00:00To create one of Austria's most iconic desserts, apple strudel, which is one of my favorite
00:13desserts. I'm glad. I love it too. Everybody loves apple strudel. And I think you are one
00:18of the masters of pulling strudel dough. I've been doing it for a long time. And so we're
00:24going to start with the dough. One and a half cups of unbleached bread flour, or 200 grams.
00:32Into the flour, you want a half teaspoon of fine sea salt. Good. And if you stir that in,
00:37I'm going to get the liquid ingredients ready, which are one large egg. So that's just going
00:44to go into a measuring cup and you'll see why in a second. Tablespoon of neutral vegetable
00:51oil. I like to use a nice organic cold-pressed safflower oil. That's good. It has a really
00:58mild flavor. And now we want to add warm water so that you get just to about two-thirds of
01:06a cup. And then whisk that together a little bit. That's enough. And then that goes right
01:13in. And first what we want to do is stir that all together. And then we can put it on the
01:19mixer and let the dough hook do the work of kneading it. We can put it on the mixer. Second
01:24speed is good. There we go. That's perfect. So that takes a while. I'm just going to put a drop
01:34of oil in the bowl. The equivalent of about a quarter of a teaspoon. I'd love to show the
01:41alternative method to mixing it by machine, which is pounding the dough against the table. Well, that would
01:47be great. So let's take that dough out of the mixer. And I'll show that very quickly. And then we can move
01:54to our dough that's already made. So if you don't have a mixer, you do what we did initially, which is
02:01to stir everything together. A little bit of flour on the work surface. And then it's a whack and fold
02:09and turn. See, I'm pressing it down, I'm folding it, and then I'm grabbing it from the side. And you do that
02:17approximately a hundred times. You have good hands for this. Which sounds like, yeah, and a little experience.
02:24And that's enough? When it's ready, into the bowl, press it down so that the oil gets on top,
02:31and then cover it. Good. Just leave it at room temperature. For how long? At least an hour or two,
02:38even overnight. Okay. Next, we're going to make the filling. I like to make a cooked apple filling.
02:44This is a Golden Delicious apple. It has kind of a hard texture. Right. So for the filling, a little bit
02:51of water goes into a pan. And this kind of enameled iron casserole is exactly what I like to use.
02:59The apples go in. And we've got, I think, half a cup of sugar. I'll give you that. Yeah. And that can
03:05go right on top. A half a cup of raisins. Right. And the raisins go in right away. Golden raisins.

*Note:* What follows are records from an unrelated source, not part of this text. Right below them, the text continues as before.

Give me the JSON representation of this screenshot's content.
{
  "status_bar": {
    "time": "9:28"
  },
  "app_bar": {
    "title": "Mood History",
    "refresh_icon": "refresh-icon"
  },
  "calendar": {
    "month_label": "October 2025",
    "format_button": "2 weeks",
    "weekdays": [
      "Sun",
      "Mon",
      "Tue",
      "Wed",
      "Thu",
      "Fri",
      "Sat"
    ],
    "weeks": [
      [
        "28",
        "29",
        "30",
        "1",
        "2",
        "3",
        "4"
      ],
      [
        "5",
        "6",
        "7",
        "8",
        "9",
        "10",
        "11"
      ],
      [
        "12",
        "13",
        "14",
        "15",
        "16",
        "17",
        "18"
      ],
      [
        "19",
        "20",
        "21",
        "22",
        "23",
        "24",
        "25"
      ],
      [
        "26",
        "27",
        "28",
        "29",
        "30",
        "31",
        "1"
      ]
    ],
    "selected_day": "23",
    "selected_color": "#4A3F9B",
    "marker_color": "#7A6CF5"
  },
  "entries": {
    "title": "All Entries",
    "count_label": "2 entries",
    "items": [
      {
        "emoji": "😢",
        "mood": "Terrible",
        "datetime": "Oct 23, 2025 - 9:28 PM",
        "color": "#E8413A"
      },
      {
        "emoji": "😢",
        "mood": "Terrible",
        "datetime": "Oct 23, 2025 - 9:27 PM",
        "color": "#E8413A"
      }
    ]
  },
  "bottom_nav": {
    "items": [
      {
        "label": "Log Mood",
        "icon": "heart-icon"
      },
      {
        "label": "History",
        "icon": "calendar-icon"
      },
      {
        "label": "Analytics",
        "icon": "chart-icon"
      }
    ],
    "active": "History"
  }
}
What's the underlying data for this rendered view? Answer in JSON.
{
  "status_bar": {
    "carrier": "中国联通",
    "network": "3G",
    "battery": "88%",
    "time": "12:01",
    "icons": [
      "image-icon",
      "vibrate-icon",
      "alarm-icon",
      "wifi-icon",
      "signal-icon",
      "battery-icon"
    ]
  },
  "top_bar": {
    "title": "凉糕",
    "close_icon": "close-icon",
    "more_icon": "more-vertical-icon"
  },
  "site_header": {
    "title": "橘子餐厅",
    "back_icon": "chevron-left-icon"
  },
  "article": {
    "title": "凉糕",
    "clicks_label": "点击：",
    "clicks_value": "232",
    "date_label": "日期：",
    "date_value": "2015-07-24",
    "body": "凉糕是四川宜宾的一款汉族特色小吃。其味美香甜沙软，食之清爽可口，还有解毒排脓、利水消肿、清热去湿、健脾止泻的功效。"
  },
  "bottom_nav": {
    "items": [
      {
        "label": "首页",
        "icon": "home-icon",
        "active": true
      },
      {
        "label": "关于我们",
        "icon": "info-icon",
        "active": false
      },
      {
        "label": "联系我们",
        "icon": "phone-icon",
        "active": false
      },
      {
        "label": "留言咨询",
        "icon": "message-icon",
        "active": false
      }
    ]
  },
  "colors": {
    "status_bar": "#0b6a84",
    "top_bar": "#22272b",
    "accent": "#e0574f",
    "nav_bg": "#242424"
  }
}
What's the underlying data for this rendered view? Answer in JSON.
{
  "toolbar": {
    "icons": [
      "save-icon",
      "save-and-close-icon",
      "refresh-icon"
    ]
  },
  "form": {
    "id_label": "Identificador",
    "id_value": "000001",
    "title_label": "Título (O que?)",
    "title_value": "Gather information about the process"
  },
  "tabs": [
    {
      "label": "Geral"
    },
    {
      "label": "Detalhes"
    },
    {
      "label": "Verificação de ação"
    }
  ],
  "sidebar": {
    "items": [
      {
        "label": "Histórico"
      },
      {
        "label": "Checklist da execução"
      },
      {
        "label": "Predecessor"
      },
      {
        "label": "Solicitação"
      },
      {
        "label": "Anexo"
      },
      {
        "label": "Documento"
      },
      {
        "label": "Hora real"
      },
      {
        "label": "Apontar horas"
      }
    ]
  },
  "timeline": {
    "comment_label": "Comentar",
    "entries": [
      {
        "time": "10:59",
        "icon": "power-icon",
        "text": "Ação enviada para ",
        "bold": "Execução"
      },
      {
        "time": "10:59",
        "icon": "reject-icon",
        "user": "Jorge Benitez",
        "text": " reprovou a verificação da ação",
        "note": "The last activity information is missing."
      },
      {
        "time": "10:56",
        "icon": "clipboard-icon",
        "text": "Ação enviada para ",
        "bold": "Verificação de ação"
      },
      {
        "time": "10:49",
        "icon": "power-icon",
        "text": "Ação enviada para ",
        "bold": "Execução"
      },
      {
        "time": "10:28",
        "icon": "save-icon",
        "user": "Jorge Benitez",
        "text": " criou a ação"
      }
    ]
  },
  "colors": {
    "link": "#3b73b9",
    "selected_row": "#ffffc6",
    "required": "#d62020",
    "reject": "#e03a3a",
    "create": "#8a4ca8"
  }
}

03:11Either. Or currants, even. And a little bit of cinnamon. Now, my recipe calls for half a teaspoon.
03:17I always like to put more. I like cinnamon with the apples. These need to start to cook until you can
03:24hear them sizzle. Once they're sizzling, I cover them. I lower the heat and I wait about 10 minutes
03:32at the point where you take off the cover and you see the apples swimming in water. Leave the cover
03:38off. Lower the heat and then just let it reduce to the point where there isn't any more liquid left
03:45in the pan. And you just have the apples. And the whole thing takes about 20-25 minutes.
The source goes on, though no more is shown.